No final do verão de 1942, Churchill foi confrontado com decisões críticas, principalmente o que fazer com relação às fraquezas na liderança do Oitavo Exército britânico, que enfrentava o formidável Afrika Korps do marechal de campo Erwin Rommel e # 8217, e também como persuadir Stalin a reforçar a frente oriental da Europa & # 8217s. & # 8220Tornou-se urgentemente necessário para mim ir lá e resolver as questões decisivas no local, & # 8221 Churchill escreveu em A Segunda Guerra Mundial. Mas essa viagem normalmente envolveria seis dias de voo e várias inoculações desagradáveis. & # 8220 No entanto, & # 8221 ele continuou, & # 8220 chegou ao Ministério da Aeronáutica um jovem piloto americano, Capitão Vanderkloot, que acabara de voar dos Estados Unidos no avião & # 8216Commando & # 8217 um avião Liberator do qual o porta-bombas foram removidos e algum tipo de acomodação de passageiros foi substituído & # 8230. Eu poderia estar no Cairo em dois dias sem problemas com os insetos da África Central & # 8230 & # 8221

Vanderkloot estava voando com bombardeiros construídos nos EUA através do Atlântico norte, conhecido por seu clima mortal, para o Comando de Balsa da Royal Air Force & # 8217s por cerca de 18 meses e havia registrado mais de um milhão de milhas, ocasionalmente transportando VIPs para locais exóticos. Essas credenciais, juntamente com renomadas habilidades de navegação, chamaram a atenção do Marechal do Ar Sir Charles Portal, responsável pelo transporte de Churchill pela África. Quando Portal perguntou a Vanderkloot como ele voaria para o Cairo, o piloto do Ferry Command disse a ele: & # 8220Certamente não através do Mediterrâneo com os alemães flanqueando os dois lados & # 8221 e sugeriu uma rota com uma única escala em Gibraltar. Portal o contratou na hora, e Vanderkloot escolheu o B-24. & # 8220 Aquilo era um avião qualquer, o Liberator & # 8221 Vanderkloot disse mais tarde. & # 8220Muito bem construído. & # 8221

O Comando começou. No Cairo, Churchill acabou substituindo o general do Oitavo Exército John Eyre Auchinleck pelo tenente-general Bernard Montgomery. Em 24 de outubro, a Associated Press relatou: & # 8220Britain & # 8217s reconstruídos e renovados 8º Exército atacaram a linha do Eixo & # 8217 El Alamein hoje em & # 8230, qual pode ser a batalha para decidir o destino do Mediterrâneo neste inverno. & # 8221 Libertadores fizeram parte da ação.
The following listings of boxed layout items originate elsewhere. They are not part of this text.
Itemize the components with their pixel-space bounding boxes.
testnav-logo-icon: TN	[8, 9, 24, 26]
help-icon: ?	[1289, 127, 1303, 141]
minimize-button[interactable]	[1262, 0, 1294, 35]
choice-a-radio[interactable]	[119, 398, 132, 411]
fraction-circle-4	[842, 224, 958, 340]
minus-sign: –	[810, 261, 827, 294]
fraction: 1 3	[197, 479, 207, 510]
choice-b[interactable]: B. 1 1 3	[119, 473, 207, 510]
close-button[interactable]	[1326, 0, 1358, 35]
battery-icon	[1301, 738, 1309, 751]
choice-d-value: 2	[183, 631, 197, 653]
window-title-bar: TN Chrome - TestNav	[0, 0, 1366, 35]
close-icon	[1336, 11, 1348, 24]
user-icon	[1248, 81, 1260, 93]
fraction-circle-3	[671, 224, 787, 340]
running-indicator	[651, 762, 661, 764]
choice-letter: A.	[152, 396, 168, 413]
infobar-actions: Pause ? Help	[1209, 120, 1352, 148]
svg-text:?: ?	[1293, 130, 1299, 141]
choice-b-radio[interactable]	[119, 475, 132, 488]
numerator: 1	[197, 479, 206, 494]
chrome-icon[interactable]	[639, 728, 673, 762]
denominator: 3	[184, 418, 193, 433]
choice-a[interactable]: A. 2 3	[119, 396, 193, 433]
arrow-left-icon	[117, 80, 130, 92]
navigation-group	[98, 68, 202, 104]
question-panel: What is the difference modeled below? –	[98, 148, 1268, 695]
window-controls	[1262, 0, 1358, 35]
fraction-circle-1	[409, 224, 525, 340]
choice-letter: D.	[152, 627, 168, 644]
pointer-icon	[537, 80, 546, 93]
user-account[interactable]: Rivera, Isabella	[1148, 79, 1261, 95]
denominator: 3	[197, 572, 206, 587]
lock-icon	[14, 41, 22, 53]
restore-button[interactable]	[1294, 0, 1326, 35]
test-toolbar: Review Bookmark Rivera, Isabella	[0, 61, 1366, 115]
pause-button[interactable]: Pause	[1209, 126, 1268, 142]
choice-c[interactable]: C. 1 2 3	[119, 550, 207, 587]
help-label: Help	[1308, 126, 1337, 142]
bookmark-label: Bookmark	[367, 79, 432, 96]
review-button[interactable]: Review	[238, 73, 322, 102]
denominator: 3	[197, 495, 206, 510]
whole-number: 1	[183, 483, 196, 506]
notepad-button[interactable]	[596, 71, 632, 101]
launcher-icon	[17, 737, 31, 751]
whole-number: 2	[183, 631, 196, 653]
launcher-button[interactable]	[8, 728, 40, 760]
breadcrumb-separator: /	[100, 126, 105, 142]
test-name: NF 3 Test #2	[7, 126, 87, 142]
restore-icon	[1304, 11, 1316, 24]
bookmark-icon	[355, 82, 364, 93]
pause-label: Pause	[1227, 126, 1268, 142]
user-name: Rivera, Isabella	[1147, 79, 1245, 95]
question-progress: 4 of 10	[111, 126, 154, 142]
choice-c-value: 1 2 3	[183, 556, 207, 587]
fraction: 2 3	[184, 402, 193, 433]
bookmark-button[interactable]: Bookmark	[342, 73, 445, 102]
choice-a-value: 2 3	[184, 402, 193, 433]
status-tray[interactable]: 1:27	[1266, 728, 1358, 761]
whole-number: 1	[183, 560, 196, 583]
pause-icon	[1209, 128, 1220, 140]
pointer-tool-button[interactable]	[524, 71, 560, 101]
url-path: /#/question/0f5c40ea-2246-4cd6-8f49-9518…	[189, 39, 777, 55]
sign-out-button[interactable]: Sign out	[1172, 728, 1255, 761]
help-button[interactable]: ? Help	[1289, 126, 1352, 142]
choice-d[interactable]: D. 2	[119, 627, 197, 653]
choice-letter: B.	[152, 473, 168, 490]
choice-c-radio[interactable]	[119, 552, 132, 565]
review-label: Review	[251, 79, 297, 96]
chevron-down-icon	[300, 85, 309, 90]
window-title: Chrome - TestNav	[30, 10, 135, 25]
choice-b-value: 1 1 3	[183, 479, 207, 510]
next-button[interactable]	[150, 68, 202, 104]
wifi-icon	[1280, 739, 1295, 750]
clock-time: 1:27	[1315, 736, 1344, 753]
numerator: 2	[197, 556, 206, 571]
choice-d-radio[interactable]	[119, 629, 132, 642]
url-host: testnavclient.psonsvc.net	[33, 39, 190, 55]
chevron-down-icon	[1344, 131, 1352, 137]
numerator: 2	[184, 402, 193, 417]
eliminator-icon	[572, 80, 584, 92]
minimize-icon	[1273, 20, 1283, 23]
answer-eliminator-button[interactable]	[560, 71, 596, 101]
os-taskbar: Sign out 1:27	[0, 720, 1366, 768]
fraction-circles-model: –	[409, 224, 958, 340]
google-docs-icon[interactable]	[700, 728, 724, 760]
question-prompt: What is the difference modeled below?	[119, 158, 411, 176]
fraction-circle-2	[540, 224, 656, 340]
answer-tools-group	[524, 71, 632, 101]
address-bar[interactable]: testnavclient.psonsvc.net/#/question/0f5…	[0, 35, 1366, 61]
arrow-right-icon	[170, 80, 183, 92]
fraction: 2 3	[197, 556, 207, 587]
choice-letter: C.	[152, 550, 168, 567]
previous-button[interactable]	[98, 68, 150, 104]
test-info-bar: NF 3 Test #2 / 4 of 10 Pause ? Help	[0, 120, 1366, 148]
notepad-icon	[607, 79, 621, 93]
A edição de 3 de setembro de 1942 da revista Britain & # 8217s Flight trouxe a manchete & # 8220Liberators over Egypt: Anglicized Heavies in Western Desert. & # 8221 Em Moscou, Churchill encontrou-se com Averell Harriman, representando os Estados Unidos, e Stalin para planejar o Norte Campanha africana.
Churchill estava encantado com a fuga. Ele comemorou seu 39º aniversário tendo sua primeira aula de vôo. De acordo com o biógrafo de Churchill Martin Gilbert, quando o instrutor do primeiro-ministro & # 8217s foi morto pouco depois, a esposa e a família de Churchill & # 8217s expressaram seus sentimentos sobre ele se dedicar a um passatempo & # 8220 frustrado com tanto perigo de vida & # 8221 como seu primo , Sunny Charles, nono duque de Marlborough, disse. & # 8220É realmente errado da sua parte, & # 8221 continuou o duque. Após a decolagem no aeroporto de Croydon, em Londres, Churchill travou seu treinador em uma curva fechada, atingindo o solo e ferindo seu instrutor. Ele jurou nunca mais voar como piloto.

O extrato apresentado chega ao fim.